One of the things that always amazes me about the hi-fi cult is how unrepresented it is in culture at large, at least in American culture today. Things that seem so iconic as to be almost banal to those of us in the cult – Wilson speakers, VPI turntables, Nelson Pass-designed anything – are virtually unknown to your average Joe and Mary Earbuds.

I think this is the main reason many audiophiles of a certain age have such nostalgia for the 60’s and 70’s, a time when the idea of the “hi-fi” exploded into a profitable marketplace propagated by the advertising gods as an essential feather in the lifestyle cap of The Stylish Man.

(BTW it’s funny that the other insular male-oriented cult to which I belong – for those of you who don’t know this about me I have a dual Boxing/Audio cult passport – has a similar nostalgia for the same era. Big fights in exotic locales with epic titles – The Rumble in the Jungle… The Sunshine Showdown… The Thrilla in Manila. George Plimpton and Norman Mailer writing their bylines for Playboy, coming straight from their joint review of a Linn turntable…)

The dearth of mainstream audiophile representation doesn’t stop me from looking, however, and every now and then I catch a glimmer. The last that I can remember was Ryan Gosling’s jazz pianist caricature in La La Land learning to play what in my memory was a Miles tune (believe it was a two-eye Columbia pressing) using an AR the Turntable.

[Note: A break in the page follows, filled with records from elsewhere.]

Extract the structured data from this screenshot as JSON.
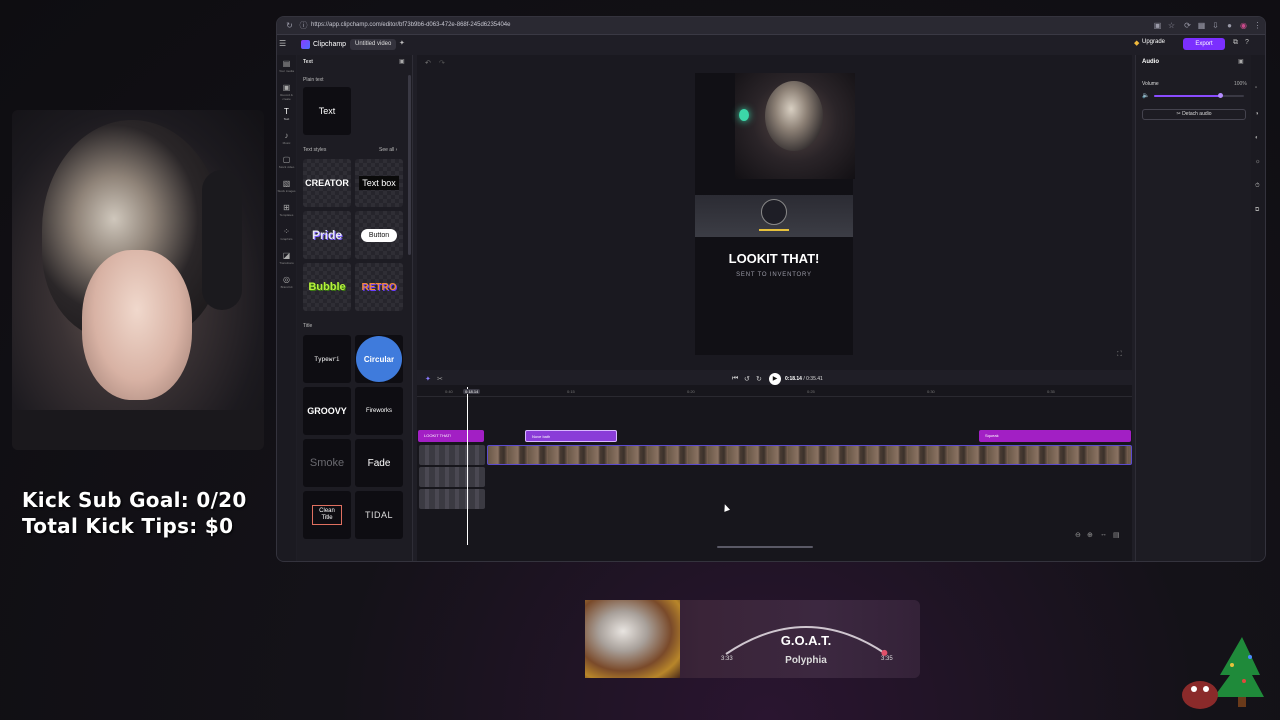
{
  "overlay": {
    "sub_goal": "Kick Sub Goal: 0/20",
    "tips": "Total Kick Tips: $0"
  },
  "browser": {
    "url": "https://app.clipchamp.com/editor/bf73b9b6-d063-472e-868f-245d6235404e"
  },
  "app": {
    "brand": "Clipchamp",
    "project_name": "Untitled video",
    "upgrade_label": "Upgrade",
    "export_label": "Export"
  },
  "rail": {
    "items": [
      {
        "icon": "▤",
        "label": "Your media"
      },
      {
        "icon": "▣",
        "label": "Record & create"
      },
      {
        "icon": "T",
        "label": "Text"
      },
      {
        "icon": "♪",
        "label": "Music"
      },
      {
        "icon": "▢",
        "label": "Stock video"
      },
      {
        "icon": "▧",
        "label": "Stock images"
      },
      {
        "icon": "⊞",
        "label": "Templates"
      },
      {
        "icon": "⁘",
        "label": "Graphics"
      },
      {
        "icon": "◪",
        "label": "Transitions"
      },
      {
        "icon": "◎",
        "label": "Brand kit"
      }
    ]
  },
  "panel": {
    "title": "Text",
    "plain_text_heading": "Plain text",
    "plain_text_tile": "Text",
    "text_styles_heading": "Text styles",
    "see_all": "See all",
    "styles": [
      "CREATOR",
      "Text box",
      "Pride",
      "Button",
      "Bubble",
      "RETRO"
    ],
    "title_heading": "Title",
    "titles": [
      "Typewri",
      "Circular",
      "GROOVY",
      "Fireworks",
      "Smoke",
      "Fade",
      "Clean Title",
      "TIDAL"
    ]
  },
  "preview": {
    "headline": "LOOKIT THAT!",
    "subline": "SENT TO INVENTORY"
  },
  "properties": {
    "tab": "Audio",
    "volume_label": "Volume",
    "volume_value": "100%",
    "volume_level": 0.73,
    "detach_label": "Detach audio"
  },
  "playback": {
    "current": "0:18.14",
    "total": "0:35.41"
  },
  "timeline": {
    "playhead_label": "0:18.14",
    "ruler_ticks": [
      "0:15",
      "0:20",
      "0:25",
      "0:30",
      "0:35",
      "0:40"
    ],
    "clips": [
      "LOOKIT THAT!",
      "Nove bath",
      "Squeak"
    ]
  },
  "now_playing": {
    "title": "G.O.A.T.",
    "artist": "Polyphia",
    "current": "3:33",
    "total": "3:35",
    "progress": 0.99
  },
  "colors": {
    "accent": "#7b2fff",
    "text_clip": "#a21fc4",
    "app_bg": "#1f1e26"
  }
}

Sebastian by way of Edgar Vilchur

La La Land came out in 2016, so it’s been a good three years in between audiophile pop culture sightings for me, but the drought was broken last night when I took my daughter to our local theater to see the new murder mystery romp, Knives Out. About midway through the film there’s a transition to some classical piano and then a very tight shot of a McIntosh CD player. I’m not familiar enough with Mac gear (or CD players honestly) to know which one, but oh man there it was – a gratuitous three or four frames of an iconic American hi-fi brand in a fucking Lionsgate production directed by a guy whose day job is ruling over the biggest franchise in the galaxy. That’s the big-time baby. Go check it out. Bloody good film too innit. Better than La La Land.